McCloy–Zorin Accords
- Signed: December 20, 1961
- Location: UN General Assembly

= McCloy–Zorin Accords =

1961 accords between the United States and Soviet Union

Conceived by Dwight D. Eisenhower and John F. Kennedy, the 1961 McCloy–Zorin Accords between the United States and the Soviet Union established a foundation or "roadmap" for all future negotiations and international treaties with regard to nuclear and general and complete disarmament under effective international control. Effectively aiming at abolishing war as an institution, it was unanimously passed by the UN General Assembly on December 20.
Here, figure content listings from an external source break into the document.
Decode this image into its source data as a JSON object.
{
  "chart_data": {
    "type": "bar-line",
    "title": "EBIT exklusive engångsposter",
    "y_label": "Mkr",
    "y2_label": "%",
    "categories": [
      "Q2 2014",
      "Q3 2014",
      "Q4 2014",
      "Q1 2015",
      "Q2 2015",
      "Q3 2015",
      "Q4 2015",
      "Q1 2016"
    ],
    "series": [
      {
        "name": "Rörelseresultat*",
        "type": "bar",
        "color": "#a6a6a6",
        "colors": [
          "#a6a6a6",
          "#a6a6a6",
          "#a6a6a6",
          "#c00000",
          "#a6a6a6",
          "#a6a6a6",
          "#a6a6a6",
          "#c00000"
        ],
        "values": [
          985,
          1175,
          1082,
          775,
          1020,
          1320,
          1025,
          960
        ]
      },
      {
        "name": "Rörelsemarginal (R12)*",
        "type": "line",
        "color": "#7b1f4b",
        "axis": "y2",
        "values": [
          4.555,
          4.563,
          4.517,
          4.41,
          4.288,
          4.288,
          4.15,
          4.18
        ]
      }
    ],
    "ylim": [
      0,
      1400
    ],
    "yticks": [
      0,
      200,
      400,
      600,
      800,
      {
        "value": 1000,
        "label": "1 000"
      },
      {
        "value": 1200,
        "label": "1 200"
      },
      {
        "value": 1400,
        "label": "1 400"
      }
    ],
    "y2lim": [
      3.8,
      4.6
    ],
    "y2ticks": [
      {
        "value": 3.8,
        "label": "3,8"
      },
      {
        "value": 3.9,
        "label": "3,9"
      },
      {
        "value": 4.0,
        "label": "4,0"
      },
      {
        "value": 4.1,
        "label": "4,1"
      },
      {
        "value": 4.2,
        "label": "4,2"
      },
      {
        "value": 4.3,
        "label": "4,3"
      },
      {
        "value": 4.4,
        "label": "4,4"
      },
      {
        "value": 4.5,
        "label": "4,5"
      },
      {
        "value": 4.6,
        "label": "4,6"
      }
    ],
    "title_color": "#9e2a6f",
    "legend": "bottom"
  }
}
The McCloy–Zorin Accords provided far-reaching measures. The Agreed Principles for General and Complete Disarmament, as they were also known, emphatically declared that war should "no longer [be] an instrument for settling international problems;" "general and complete disarmament" was to be "accompanied by the establishment of reliable procedures for the peaceful settlement of disputes." The agreement also called for the "dismantling of military establishments ... cessation of the production of armaments ... elimination of all stockpiles of nuclear, chemical, bacteriological and other weapons of mass destructions [and] ... discontinuance of military expenditures." Member States were expected to make "agreed manpower" available to the United Nations, such as would be "necessary for an international peace force."

In Britain the trend was viewed with favor, its Foreign and Commonwealth Office apparently being happy "to see much in common between the Russian and the American plans," and aiming at "a master plan of our own, which would lead to the physical destruction of weapons, beginning now, and going on until the business is complete..." In 1963 Mr. Harold Wilson, speaking for the Labour Party in an address to the Fabian Society said that he would like to "establish a separate Ministry of Disarmament."